Quando o médico ortopedista não tem experiência com o método de tratamento escolhido e não possui condições no seu local de trabalho para desenvolvê-lo é muito importante encaminhar o paciente para outro colega que possa realizar o tratamento em local e condições adequadas. Diante da impossibilidade de encaminhamento, o tratamento não operatório ou até mesmo a escolha de outro método que tenha condições de realizá-lo será preferível.

Na reabilitação observamos que diante da insegurança, muitas vezes pela falta de conhecimento e experiência, alguns colegas retardam a reabilitação e, em consequência, prejudicam o tratamento preconizado. Lembramos que a reabilitação funcional após a cirurgia eliminou a chamada doença da fratura.(3)

ASPECTOC SÓCIO - ECONÔMICO

Os aspectos abordados são atingidos diretamente pela situação sócio-econômica que afeta a saúde em nosso país. A ausência de condições para o desempenho profissional adequado também pode ser responsável por lesões iatrogênicas.

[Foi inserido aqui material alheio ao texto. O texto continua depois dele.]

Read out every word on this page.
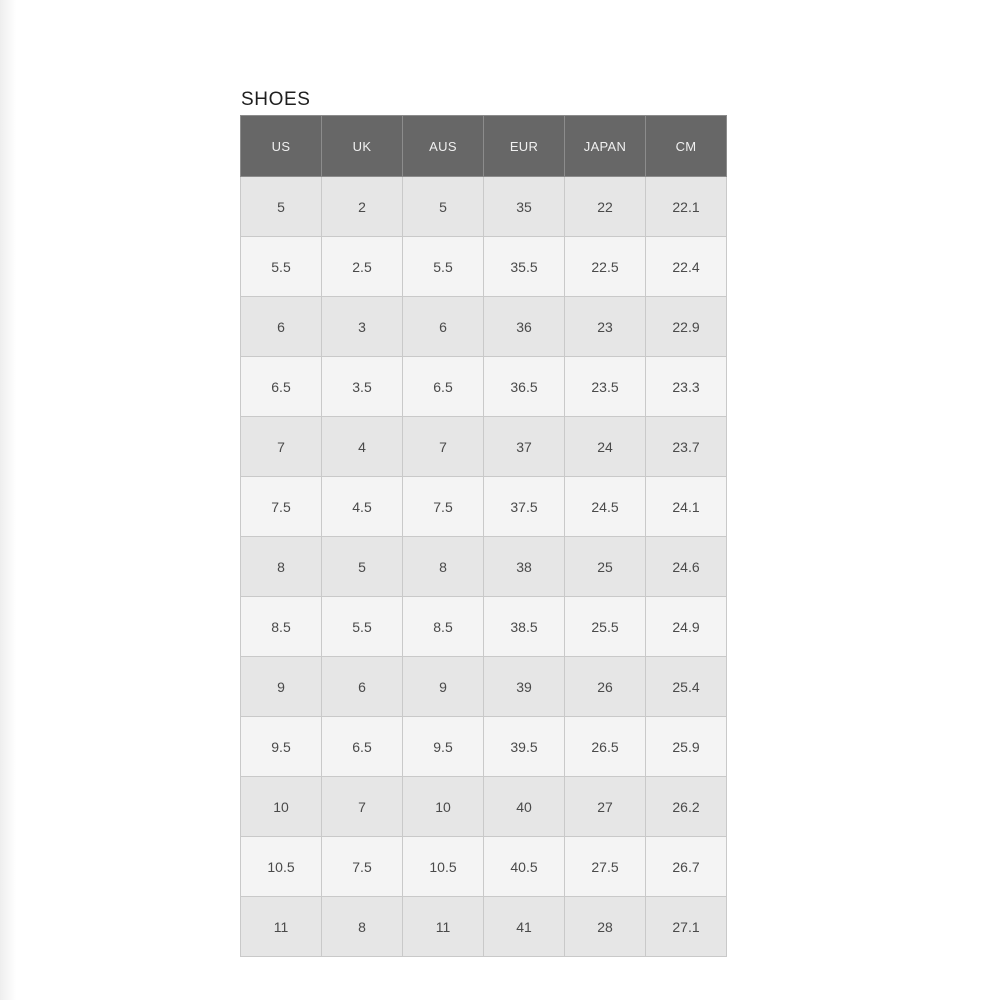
SHOES
US	UK	AUS	EUR	JAPAN	CM
5	2	5	35	22	22.1
5.5	2.5	5.5	35.5	22.5	22.4
6	3	6	36	23	22.9
6.5	3.5	6.5	36.5	23.5	23.3
7	4	7	37	24	23.7
7.5	4.5	7.5	37.5	24.5	24.1
8	5	8	38	25	24.6
8.5	5.5	8.5	38.5	25.5	24.9
9	6	9	39	26	25.4
9.5	6.5	9.5	39.5	26.5	25.9
10	7	10	40	27	26.2
10.5	7.5	10.5	40.5	27.5	26.7
11	8	11	41	28	27.1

A falta de condições hospitalares adequadas, a dificuldade de se utilizar materiais de implante adequados são fatores que podem ocasionar maus resultados.

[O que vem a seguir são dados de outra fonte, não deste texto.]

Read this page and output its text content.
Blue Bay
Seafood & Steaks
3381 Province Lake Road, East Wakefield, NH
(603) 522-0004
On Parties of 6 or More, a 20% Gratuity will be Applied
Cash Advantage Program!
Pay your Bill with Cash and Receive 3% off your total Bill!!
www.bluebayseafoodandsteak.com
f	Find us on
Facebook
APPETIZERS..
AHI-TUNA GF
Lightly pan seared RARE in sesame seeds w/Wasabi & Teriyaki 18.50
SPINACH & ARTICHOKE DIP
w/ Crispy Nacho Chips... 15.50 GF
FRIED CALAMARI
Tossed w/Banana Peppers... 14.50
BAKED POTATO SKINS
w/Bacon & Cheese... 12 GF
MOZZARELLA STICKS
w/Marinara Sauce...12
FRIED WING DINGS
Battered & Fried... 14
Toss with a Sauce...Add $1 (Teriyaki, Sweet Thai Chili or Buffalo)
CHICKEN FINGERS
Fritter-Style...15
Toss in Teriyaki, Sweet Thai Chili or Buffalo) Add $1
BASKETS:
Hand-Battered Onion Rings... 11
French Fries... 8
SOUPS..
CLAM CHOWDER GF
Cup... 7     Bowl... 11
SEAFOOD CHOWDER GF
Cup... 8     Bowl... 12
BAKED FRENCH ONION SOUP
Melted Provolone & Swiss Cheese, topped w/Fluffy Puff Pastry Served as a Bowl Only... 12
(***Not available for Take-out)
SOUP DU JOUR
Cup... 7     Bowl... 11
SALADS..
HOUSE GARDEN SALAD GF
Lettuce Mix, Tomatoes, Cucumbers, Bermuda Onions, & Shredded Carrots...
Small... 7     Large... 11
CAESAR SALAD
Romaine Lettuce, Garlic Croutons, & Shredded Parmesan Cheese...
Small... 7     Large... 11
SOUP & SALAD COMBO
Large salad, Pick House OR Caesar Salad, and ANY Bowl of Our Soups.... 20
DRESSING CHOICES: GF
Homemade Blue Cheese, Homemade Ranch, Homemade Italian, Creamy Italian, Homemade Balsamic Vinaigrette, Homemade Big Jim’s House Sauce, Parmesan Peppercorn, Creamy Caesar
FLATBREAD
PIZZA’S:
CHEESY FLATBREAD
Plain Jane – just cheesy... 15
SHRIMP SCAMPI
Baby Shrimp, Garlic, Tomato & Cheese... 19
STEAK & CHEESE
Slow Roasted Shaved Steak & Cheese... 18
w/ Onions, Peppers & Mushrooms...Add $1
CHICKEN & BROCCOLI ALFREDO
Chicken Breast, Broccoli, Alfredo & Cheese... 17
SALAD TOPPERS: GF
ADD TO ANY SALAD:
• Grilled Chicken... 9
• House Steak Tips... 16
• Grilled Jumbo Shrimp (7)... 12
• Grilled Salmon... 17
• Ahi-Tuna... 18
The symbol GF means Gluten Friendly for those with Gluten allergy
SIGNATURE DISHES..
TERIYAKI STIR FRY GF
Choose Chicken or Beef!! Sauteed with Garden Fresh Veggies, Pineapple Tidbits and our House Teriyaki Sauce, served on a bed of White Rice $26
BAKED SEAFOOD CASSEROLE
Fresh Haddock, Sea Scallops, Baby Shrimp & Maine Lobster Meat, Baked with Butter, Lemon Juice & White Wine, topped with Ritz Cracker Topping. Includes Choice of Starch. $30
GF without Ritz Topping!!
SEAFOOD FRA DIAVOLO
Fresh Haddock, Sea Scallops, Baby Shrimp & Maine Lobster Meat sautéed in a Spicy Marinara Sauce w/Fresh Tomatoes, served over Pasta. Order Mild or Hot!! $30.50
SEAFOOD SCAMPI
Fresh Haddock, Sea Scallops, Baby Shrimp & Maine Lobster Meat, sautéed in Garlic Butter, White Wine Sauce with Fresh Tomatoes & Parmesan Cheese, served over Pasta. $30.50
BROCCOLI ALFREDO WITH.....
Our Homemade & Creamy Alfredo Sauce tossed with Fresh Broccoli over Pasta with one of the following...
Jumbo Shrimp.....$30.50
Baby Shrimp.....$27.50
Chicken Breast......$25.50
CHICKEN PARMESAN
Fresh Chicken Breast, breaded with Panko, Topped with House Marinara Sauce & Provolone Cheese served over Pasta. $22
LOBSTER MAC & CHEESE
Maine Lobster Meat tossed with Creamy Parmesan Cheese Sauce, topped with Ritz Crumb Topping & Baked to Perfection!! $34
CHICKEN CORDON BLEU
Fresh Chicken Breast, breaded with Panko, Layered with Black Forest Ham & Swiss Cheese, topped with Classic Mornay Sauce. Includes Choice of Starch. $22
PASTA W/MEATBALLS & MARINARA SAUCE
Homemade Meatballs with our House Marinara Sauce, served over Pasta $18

Ao médico traumatologista cabem as responsabilidades das sequelas tais como: falta de consolidação, infecção, deformidades residuais angulares, rotacionais e de encurtamento. Como lidamos com lesões em pacientes que na maioria das vezes são hígidos, o índice de mortalidade é muito baixo.

Embora a Sociedade Brasileira de Ortopedia e Traumatologia venha insistindo na reciclagem dos seus profissionais filiados e ainda não tenhamos que responder legalmente pelas lesões que são decorrentes de má atuação pelas várias razões já citadas, o médico ortopedista estará nos próximos anos diante de uma realidade de responsabilidade legal.

ASPECTO MÉDICO - LEGAL "PRIMUM NON NOCERE"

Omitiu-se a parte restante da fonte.